Cancer biomarker research has developed enormously over the last 15 years, promising new possibilities for cancer diagnostics. Nonetheless, most of the discovered biomarkers have some limitations such as deficiency of methodological standardization, quality control, or significant comparison between healthy individuals and cancer patients. At the moment, all of experimentally discovered biomarkers still need careful validation before they could be applied in everyday diagnostics. Same rules also apply for SGK1; therefore, a lot more pre-clinical and clinical research are needed in order to figure out whether SGK1 is suitable for diagnostics. On the other hand, the rise of “omics” techniques such as genomics, transcriptomics, proteomics, phophoproteomics, kinomics, and metabolomics provide more sensitive detection of biomarkers [42] and allows the use of entire sets of genes instead of just several or sometimes even one biomarker. The combination of different “omics” techniques allows further combination of different types of biomarkers (for example proteins + metabolites + mutated DNA) [62].
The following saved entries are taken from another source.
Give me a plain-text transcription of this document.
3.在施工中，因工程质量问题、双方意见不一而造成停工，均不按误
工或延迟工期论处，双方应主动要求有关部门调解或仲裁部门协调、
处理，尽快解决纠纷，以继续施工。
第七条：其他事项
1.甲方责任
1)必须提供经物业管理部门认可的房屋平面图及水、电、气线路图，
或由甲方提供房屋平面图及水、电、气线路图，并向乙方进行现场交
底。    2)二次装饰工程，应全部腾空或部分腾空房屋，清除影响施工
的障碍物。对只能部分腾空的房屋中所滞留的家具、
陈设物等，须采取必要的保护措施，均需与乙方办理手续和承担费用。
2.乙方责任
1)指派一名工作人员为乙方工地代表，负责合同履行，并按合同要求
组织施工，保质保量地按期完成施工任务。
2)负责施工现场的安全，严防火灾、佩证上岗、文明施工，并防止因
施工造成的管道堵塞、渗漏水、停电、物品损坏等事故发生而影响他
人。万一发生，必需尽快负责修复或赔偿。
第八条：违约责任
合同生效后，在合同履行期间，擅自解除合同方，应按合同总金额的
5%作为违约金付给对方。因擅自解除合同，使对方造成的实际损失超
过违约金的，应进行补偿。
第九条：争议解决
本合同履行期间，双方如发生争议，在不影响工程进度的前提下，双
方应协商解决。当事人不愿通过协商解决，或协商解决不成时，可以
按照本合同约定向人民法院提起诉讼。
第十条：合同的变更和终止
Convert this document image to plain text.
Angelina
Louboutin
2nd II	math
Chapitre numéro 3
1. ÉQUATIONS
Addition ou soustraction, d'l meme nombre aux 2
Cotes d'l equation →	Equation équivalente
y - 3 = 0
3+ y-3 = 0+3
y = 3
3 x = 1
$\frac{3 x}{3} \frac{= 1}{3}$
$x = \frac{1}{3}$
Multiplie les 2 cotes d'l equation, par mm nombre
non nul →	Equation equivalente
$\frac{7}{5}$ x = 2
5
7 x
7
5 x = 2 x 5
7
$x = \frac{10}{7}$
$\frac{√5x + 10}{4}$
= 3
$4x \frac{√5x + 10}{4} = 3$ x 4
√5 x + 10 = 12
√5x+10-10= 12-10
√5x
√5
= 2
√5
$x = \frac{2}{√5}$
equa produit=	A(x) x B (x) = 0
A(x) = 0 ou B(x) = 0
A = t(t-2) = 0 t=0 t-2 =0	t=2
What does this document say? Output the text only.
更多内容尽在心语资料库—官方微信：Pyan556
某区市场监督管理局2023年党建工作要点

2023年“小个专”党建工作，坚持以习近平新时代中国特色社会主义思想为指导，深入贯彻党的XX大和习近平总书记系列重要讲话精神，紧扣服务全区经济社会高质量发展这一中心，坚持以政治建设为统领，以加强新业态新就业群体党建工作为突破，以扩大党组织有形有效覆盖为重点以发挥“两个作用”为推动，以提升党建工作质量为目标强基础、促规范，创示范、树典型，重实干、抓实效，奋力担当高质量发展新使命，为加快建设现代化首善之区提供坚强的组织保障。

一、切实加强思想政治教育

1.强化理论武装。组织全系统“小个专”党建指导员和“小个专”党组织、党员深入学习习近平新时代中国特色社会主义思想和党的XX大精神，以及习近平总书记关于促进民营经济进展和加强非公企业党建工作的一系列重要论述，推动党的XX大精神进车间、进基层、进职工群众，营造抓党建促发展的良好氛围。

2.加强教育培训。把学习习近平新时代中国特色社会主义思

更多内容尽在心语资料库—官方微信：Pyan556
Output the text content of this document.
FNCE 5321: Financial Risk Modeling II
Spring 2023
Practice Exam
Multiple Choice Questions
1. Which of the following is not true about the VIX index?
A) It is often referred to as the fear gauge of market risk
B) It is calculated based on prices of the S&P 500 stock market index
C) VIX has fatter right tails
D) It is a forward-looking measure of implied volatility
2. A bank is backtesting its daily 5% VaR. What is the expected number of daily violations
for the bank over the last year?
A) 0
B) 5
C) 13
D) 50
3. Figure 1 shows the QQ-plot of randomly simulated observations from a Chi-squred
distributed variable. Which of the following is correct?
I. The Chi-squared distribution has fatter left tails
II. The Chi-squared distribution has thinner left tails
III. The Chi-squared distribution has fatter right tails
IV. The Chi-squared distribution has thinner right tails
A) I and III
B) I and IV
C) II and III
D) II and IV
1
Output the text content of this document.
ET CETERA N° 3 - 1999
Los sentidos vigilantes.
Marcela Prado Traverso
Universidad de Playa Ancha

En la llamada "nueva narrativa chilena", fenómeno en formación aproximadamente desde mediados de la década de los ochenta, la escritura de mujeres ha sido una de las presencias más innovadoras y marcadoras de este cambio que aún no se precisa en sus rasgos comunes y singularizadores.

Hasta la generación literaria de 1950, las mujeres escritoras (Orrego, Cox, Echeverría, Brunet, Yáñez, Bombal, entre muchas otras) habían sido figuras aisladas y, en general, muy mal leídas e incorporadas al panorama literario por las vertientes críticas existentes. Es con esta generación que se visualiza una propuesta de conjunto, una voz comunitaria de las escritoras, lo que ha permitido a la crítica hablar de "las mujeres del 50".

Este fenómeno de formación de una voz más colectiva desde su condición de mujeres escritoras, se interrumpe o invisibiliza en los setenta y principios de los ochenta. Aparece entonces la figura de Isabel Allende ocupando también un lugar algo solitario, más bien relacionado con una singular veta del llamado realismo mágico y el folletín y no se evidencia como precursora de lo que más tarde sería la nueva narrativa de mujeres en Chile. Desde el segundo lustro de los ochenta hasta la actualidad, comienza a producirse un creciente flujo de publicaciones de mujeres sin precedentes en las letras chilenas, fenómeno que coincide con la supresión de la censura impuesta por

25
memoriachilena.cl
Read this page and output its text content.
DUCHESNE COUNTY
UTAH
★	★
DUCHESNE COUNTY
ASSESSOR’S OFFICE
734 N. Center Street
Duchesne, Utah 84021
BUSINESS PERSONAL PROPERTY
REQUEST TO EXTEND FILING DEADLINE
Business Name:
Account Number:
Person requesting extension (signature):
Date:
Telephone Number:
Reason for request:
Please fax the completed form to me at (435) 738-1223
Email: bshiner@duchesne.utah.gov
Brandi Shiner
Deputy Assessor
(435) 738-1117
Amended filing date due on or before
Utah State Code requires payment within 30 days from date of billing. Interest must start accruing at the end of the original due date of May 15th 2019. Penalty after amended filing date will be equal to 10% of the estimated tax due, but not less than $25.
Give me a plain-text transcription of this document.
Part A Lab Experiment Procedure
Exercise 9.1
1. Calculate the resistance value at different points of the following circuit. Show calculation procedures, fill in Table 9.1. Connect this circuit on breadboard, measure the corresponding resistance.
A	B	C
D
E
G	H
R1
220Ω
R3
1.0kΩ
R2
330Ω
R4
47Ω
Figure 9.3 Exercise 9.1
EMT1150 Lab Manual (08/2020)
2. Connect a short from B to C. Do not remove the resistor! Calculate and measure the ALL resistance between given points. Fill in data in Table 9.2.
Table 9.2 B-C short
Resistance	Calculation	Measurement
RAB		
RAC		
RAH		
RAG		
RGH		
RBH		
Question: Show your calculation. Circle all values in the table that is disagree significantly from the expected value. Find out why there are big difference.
In the past decade, developments in the small-molecule SGK1 kinase inhibitor field have led to several products and many more are still in development. Pre-clinical studies in cell lines and animal models provide basal information for the arrangement of clinical studies evaluating the efficiency and side effects of these agents. Clinical studies with SGK1 kinase inhibitors will help to determining which of these inhibitors are most effective for anticancer therapy. Many types of cancers can be targeted by SGK1 inhibitors; thus, many more clinical trials are needed based on pre-clinical findings. Recent increase in anti-kinase small-molecule inhibitors or monoclonal antibodies is already approved by the U.S. Food and Drug Administration, suggesting some perspectives and hopes for SGK1 [63].

In conclusion, the future in SGK1 research both as biomarker and drug target is in our hands and should definitely not be disregarded.